Isometries on extremely non-complex Banach spaces

TL;DR

This paper constructs and analyzes extremely non-complex Banach spaces, exploring their duals and isometry groups, revealing new structural properties and relationships with Hilbert spaces.

Contribution

It introduces a method to construct extremely non-complex Banach spaces with duals containing a given space as an L-summand and studies their isometry groups.

Findings

Constructed an extremely non-complex Banach space with a dual containing a specified space as an L-summand.

Showed that the isometry group of such spaces can be minimal, while their duals can have large isometry groups.
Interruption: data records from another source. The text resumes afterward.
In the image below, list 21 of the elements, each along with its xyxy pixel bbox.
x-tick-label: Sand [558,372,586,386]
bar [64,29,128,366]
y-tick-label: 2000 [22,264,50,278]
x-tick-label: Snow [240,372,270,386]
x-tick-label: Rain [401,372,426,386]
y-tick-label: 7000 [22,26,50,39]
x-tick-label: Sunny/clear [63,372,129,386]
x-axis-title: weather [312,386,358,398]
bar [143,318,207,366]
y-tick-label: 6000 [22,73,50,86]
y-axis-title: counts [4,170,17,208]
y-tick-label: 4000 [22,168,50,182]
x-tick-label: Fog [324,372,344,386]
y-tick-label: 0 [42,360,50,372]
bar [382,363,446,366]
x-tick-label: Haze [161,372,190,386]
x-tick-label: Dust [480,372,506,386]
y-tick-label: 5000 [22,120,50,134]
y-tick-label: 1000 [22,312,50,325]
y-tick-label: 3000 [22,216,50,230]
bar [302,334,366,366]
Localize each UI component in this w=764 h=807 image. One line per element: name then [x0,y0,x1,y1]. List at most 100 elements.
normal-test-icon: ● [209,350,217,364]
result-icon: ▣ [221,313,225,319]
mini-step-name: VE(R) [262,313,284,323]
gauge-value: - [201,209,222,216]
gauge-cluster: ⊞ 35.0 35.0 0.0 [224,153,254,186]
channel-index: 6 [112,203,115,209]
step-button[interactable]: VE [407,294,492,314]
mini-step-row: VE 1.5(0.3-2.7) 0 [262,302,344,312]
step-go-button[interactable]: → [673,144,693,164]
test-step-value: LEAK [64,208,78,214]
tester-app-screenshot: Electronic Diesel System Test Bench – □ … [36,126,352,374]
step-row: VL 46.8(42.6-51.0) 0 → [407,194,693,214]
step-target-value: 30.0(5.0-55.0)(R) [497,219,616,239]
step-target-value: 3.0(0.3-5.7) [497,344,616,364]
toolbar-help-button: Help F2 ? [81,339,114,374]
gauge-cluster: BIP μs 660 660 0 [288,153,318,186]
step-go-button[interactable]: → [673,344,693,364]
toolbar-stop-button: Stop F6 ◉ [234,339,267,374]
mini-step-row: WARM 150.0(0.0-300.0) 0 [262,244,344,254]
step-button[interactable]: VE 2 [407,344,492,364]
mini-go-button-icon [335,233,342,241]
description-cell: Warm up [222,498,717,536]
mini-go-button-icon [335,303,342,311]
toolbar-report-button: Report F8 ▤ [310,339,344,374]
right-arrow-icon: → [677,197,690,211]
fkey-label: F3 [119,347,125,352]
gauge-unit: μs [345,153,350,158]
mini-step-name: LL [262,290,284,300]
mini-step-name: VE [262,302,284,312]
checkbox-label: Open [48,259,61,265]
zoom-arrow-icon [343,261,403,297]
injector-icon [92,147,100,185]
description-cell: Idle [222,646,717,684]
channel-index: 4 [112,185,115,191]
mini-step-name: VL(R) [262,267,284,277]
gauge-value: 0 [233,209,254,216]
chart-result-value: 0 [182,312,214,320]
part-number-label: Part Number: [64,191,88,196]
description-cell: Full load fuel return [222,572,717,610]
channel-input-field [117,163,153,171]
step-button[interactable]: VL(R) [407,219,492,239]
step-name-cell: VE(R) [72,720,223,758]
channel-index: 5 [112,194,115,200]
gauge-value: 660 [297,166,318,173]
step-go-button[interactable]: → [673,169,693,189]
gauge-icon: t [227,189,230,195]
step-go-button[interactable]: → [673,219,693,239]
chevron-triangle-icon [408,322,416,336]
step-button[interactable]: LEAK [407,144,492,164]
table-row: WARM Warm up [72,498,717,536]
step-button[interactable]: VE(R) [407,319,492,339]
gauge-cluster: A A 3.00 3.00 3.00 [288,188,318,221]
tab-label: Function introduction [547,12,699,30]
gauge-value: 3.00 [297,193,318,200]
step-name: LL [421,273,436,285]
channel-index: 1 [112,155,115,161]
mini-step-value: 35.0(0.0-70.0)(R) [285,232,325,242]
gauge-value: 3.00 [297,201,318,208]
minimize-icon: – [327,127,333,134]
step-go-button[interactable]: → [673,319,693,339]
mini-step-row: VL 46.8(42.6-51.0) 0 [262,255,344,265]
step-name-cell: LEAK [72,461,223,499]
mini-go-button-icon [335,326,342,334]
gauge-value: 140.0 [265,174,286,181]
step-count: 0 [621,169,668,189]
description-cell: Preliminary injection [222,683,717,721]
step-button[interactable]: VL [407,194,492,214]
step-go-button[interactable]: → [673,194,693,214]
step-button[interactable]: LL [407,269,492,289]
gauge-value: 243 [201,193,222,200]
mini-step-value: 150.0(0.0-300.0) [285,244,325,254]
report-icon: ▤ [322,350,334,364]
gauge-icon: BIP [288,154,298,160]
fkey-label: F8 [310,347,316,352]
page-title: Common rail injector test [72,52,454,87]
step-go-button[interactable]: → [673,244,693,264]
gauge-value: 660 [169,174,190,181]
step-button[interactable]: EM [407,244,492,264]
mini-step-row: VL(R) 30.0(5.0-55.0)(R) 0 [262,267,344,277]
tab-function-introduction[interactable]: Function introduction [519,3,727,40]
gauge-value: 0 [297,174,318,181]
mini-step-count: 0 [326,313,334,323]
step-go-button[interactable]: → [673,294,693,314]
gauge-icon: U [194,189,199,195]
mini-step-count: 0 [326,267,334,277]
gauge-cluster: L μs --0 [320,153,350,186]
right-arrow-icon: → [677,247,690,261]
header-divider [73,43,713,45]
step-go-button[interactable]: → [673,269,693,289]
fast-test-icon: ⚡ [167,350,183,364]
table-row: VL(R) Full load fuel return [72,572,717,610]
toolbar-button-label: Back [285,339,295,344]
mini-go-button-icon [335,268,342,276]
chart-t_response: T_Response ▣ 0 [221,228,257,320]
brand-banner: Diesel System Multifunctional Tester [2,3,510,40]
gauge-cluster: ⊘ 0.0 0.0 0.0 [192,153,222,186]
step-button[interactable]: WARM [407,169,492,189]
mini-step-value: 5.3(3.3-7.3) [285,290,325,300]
Provided examples illustrating the diversity of isometry group structures in extremely non-complex Banach spaces.

Abstract

Given a separable Banach space $E$, we construct an extremely non-complex Banach space (i.e. a space satisfying that $\|Id + T^2\|=1+\|T^2\|$ for every bounded linear operator $T$ on it) whose dual contains $E^*$ as an $L$-summand. We also study surjective isometries on extremely non-complex Banach spaces and construct an example of a real Banach space whose group of surjective isometries reduces to $\pm Id$, but the group of surjective isometries of its dual contains the group of isometries of a separable infinite-dimensional Hilbert space as a subgroup.